* [rfc][patch] mm: dirty page accounting hole
@ 2008-08-12 5:58 Nick Piggin
2008-08-12 6:50 ` Peter Zijlstra
2008-08-12 11:15 ` Hugh Dickins
0 siblings, 2 replies; 7+ messages in thread
From: Nick Piggin @ 2008-08-12 5:58 UTC (permalink / raw)
To: linux-mm; +Cc: Dickins, Hugh, Zijlstra, Peter
[-- Attachment #1: Type: text/plain, Size: 1299 bytes --]
Hi,
I think I'm running into a hole in dirty page accounting...

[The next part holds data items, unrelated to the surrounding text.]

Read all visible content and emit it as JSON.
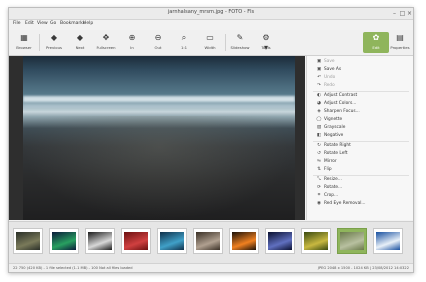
{
  "window": {
    "title": "jarnhalsany_mrsrn.jpg - FOTO - Fls"
  },
  "menu": [
    "File",
    "Edit",
    "View",
    "Go",
    "Bookmarks",
    "Help"
  ],
  "toolbar": {
    "left": [
      {
        "label": "Browser",
        "icon": "browser-icon"
      },
      {
        "label": "Previous",
        "icon": "previous-icon"
      },
      {
        "label": "Next",
        "icon": "next-icon"
      },
      {
        "label": "Fullscreen",
        "icon": "fullscreen-icon"
      },
      {
        "label": "In",
        "icon": "zoom-in-icon"
      },
      {
        "label": "Out",
        "icon": "zoom-out-icon"
      },
      {
        "label": "1:1",
        "icon": "actual-size-icon"
      },
      {
        "label": "Width",
        "icon": "fit-width-icon"
      },
      {
        "label": "Slideshow",
        "icon": "slideshow-icon"
      },
      {
        "label": "Tools",
        "icon": "tools-icon"
      }
    ],
    "right": [
      {
        "label": "Edit",
        "icon": "edit-icon",
        "active": true
      },
      {
        "label": "Properties",
        "icon": "properties-icon"
      }
    ]
  },
  "sidebar": {
    "items": [
      {
        "label": "Save",
        "icon": "save-icon",
        "disabled": true
      },
      {
        "label": "Save As",
        "icon": "save-as-icon",
        "disabled": false
      },
      {
        "label": "Undo",
        "icon": "undo-icon",
        "disabled": true
      },
      {
        "label": "Redo",
        "icon": "redo-icon",
        "disabled": true
      },
      {
        "label": "Adjust Contrast",
        "icon": "contrast-icon",
        "disabled": false
      },
      {
        "label": "Adjust Colors...",
        "icon": "colors-icon",
        "disabled": false
      },
      {
        "label": "Sharpen Focus...",
        "icon": "sharpen-icon",
        "disabled": false
      },
      {
        "label": "Vignette",
        "icon": "vignette-icon",
        "disabled": false
      },
      {
        "label": "Grayscale",
        "icon": "grayscale-icon",
        "disabled": false
      },
      {
        "label": "Negative",
        "icon": "negative-icon",
        "disabled": false
      },
      {
        "label": "Rotate Right",
        "icon": "rotate-right-icon",
        "disabled": false
      },
      {
        "label": "Rotate Left",
        "icon": "rotate-left-icon",
        "disabled": false
      },
      {
        "label": "Mirror",
        "icon": "mirror-icon",
        "disabled": false
      },
      {
        "label": "Flip",
        "icon": "flip-icon",
        "disabled": false
      },
      {
        "label": "Resize...",
        "icon": "resize-icon",
        "disabled": false
      },
      {
        "label": "Rotate...",
        "icon": "rotate-icon",
        "disabled": false
      },
      {
        "label": "Crop...",
        "icon": "crop-icon",
        "disabled": false
      },
      {
        "label": "Red Eye Removal...",
        "icon": "red-eye-icon",
        "disabled": false
      }
    ]
  },
  "thumbnails": [
    {
      "name": "thumb-1",
      "colors": [
        "#2a2f28",
        "#7a7a5a"
      ]
    },
    {
      "name": "thumb-2",
      "colors": [
        "#0a1a3a",
        "#28a060"
      ]
    },
    {
      "name": "thumb-3",
      "colors": [
        "#1c1c1c",
        "#d8d8d8"
      ]
    },
    {
      "name": "thumb-4",
      "colors": [
        "#6b1010",
        "#d04040"
      ]
    },
    {
      "name": "thumb-5",
      "colors": [
        "#10304a",
        "#40a0c8"
      ]
    },
    {
      "name": "thumb-6",
      "colors": [
        "#3a3026",
        "#b0a090"
      ]
    },
    {
      "name": "thumb-7",
      "colors": [
        "#1a1008",
        "#f08020"
      ]
    },
    {
      "name": "thumb-8",
      "colors": [
        "#0a1030",
        "#6070c0"
      ]
    },
    {
      "name": "thumb-9",
      "colors": [
        "#3a4a10",
        "#c8b840"
      ]
    },
    {
      "name": "thumb-10",
      "colors": [
        "#6a7a4a",
        "#b8c0a0"
      ],
      "selected": true
    },
    {
      "name": "thumb-11",
      "colors": [
        "#1850a0",
        "#e8f0f8"
      ]
    }
  ],
  "status": {
    "left": "22 750 (420 KB) - 1 file selected (1.1 MB)  - 100  Not all files loaded",
    "right": "JPEG  2048 x 1500 - 1024  KB  | 23/08/2012 14:0322"
  },
  "colors": {
    "accent": "#8fb55c"
  }
}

What seems to be happening is that a page gets written to via a
VM_SHARED vma. We then set the pte dirty, then mark the page dirty.
Next, mprotect changes the vma so it is no longer writeable so it
is no longer VM_SHARED. The pte is still dirty.

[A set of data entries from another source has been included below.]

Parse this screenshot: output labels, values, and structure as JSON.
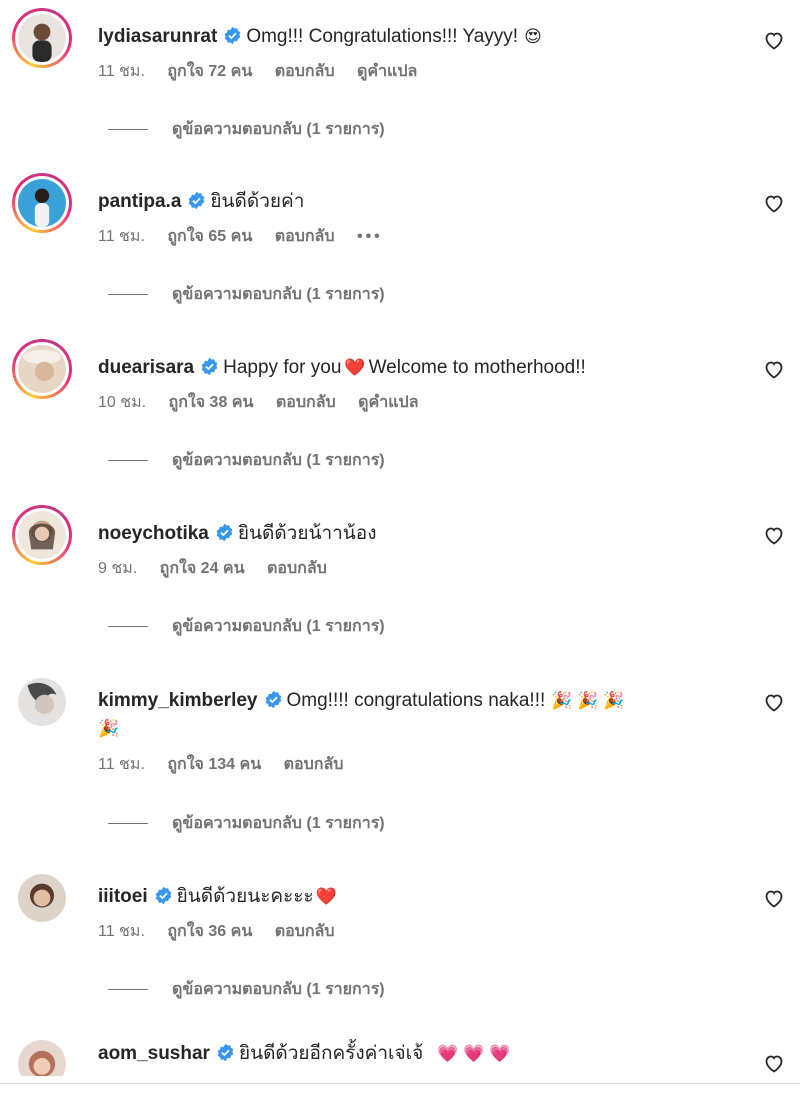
{
  "comments": [
    {
      "username": "lydiasarunrat",
      "text": "Omg!!! Congratulations!!! Yayyy!",
      "emoji": "😍",
      "time": "11 ชม.",
      "likes": "ถูกใจ 72 คน",
      "reply": "ตอบกลับ",
      "extra": "ดูคำแปล",
      "view_replies": "ดูข้อความตอบกลับ (1 รายการ)",
      "avatar_color": "#6b4a3a"
    },
    {
      "username": "pantipa.a",
      "text": "ยินดีด้วยค่า",
      "emoji": "",
      "time": "11 ชม.",
      "likes": "ถูกใจ 65 คน",
      "reply": "ตอบกลับ",
      "extra": "•••",
      "view_replies": "ดูข้อความตอบกลับ (1 รายการ)",
      "avatar_color": "#3aa0d8"
    },
    {
      "username": "duearisara",
      "text": "Happy for you",
      "emoji": "❤️",
      "text2": "Welcome to motherhood!!",
      "time": "10 ชม.",
      "likes": "ถูกใจ 38 คน",
      "reply": "ตอบกลับ",
      "extra": "ดูคำแปล",
      "view_replies": "ดูข้อความตอบกลับ (1 รายการ)",
      "avatar_color": "#d9b79a"
    },
    {
      "username": "noeychotika",
      "text": "ยินดีด้วยน้าาน้อง",
      "emoji": "",
      "time": "9 ชม.",
      "likes": "ถูกใจ 24 คน",
      "reply": "ตอบกลับ",
      "extra": "",
      "view_replies": "ดูข้อความตอบกลับ (1 รายการ)",
      "avatar_color": "#c9a48d"
    },
    {
      "username": "kimmy_kimberley",
      "text": "Omg!!!! congratulations naka!!!",
      "emoji": "🎉 🎉 🎉",
      "emoji2": "🎉",
      "time": "11 ชม.",
      "likes": "ถูกใจ 134 คน",
      "reply": "ตอบกลับ",
      "extra": "",
      "view_replies": "ดูข้อความตอบกลับ (1 รายการ)",
      "avatar_color": "#b7b2ad"
    },
    {
      "username": "iiitoei",
      "text": "ยินดีด้วยนะคะะะ",
      "emoji": "❤️",
      "time": "11 ชม.",
      "likes": "ถูกใจ 36 คน",
      "reply": "ตอบกลับ",
      "extra": "",
      "view_replies": "ดูข้อความตอบกลับ (1 รายการ)",
      "avatar_color": "#a27d67"
    },
    {
      "username": "aom_sushar",
      "text": "ยินดีด้วยอีกครั้งค่าเจ่เจ้",
      "emoji": "💗 💗 💗",
      "time": "",
      "likes": "",
      "reply": "",
      "extra": "",
      "view_replies": "",
      "avatar_color": "#c98d7a"
    }
  ]
}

Then clear_page_dirty_for_io is called and leaves that pte dirty
and cleans the page. It never gets cleaned until munmap, so msync
and writeout accounting are broken.
I have a fix which just scans VM_SHARED to VM_MAYSHARE. The other
way I tried is to clear the dirty and write bits and set the page
dirty in mprotect. The problem with that for me is that I'm trying
to rework the vm/fs layer so we never have to allocate data to
write out dirty pages (using page_mkwrite and dirty accounting),
and so this still leaves me with a window where the vma flags are
changed but before the pte is marked clean, in which time the page
is still dirty but it may have its metadata freed because it
doesn't look dirty.
There are several other problems I've also run into, including a
fundamentally indadequate page_mkwrite locking scheme, which was
naturally ignored when I brought it up during reviewing those
patches. I digress...
Anyway, here's a patch to fix this first particular issue...
[-- Attachment #2: mm-dirty-account-fix.patch --]
[-- Type: text/x-diff, Size: 469 bytes --]
Index: linux-2.6/mm/rmap.c
===================================================================
--- linux-2.6.orig/mm/rmap.c
+++ linux-2.6/mm/rmap.c
@@ -481,7 +481,7 @@ static int page_mkclean_file(struct addr
spin_lock(&mapping->i_mmap_lock);
vma_prio_tree_foreach(vma, &iter, &mapping->i_mmap, pgoff, pgoff) {
- if (vma->vm_flags & VM_SHARED)
+ if (vma->vm_flags & VM_MAYSHARE)
ret += page_mkclean_one(page, vma);
}
spin_unlock(&mapping->i_mmap_lock);
^ permalink raw reply [flat|nested] 7+ messages in thread
* Re: [rfc][patch] mm: dirty page accounting hole
2008-08-12 5:58 [rfc][patch] mm: dirty page accounting hole Nick Piggin
@ 2008-08-12 6:50 ` Peter Zijlstra
2008-08-12 7:06 ` Nick Piggin
2008-08-12 11:15 ` Hugh Dickins
1 sibling, 1 reply; 7+ messages in thread
From: Peter Zijlstra @ 2008-08-12 6:50 UTC (permalink / raw)
To: Nick Piggin; +Cc: linux-mm, Dickins, Hugh
On Tue, 2008-08-12 at 15:58 +1000, Nick Piggin wrote:
>
> Hi,
>
> I think I'm running into a hole in dirty page accounting...
>
> What seems to be happening is that a page gets written to via a
> VM_SHARED vma. We then set the pte dirty, then mark the page dirty.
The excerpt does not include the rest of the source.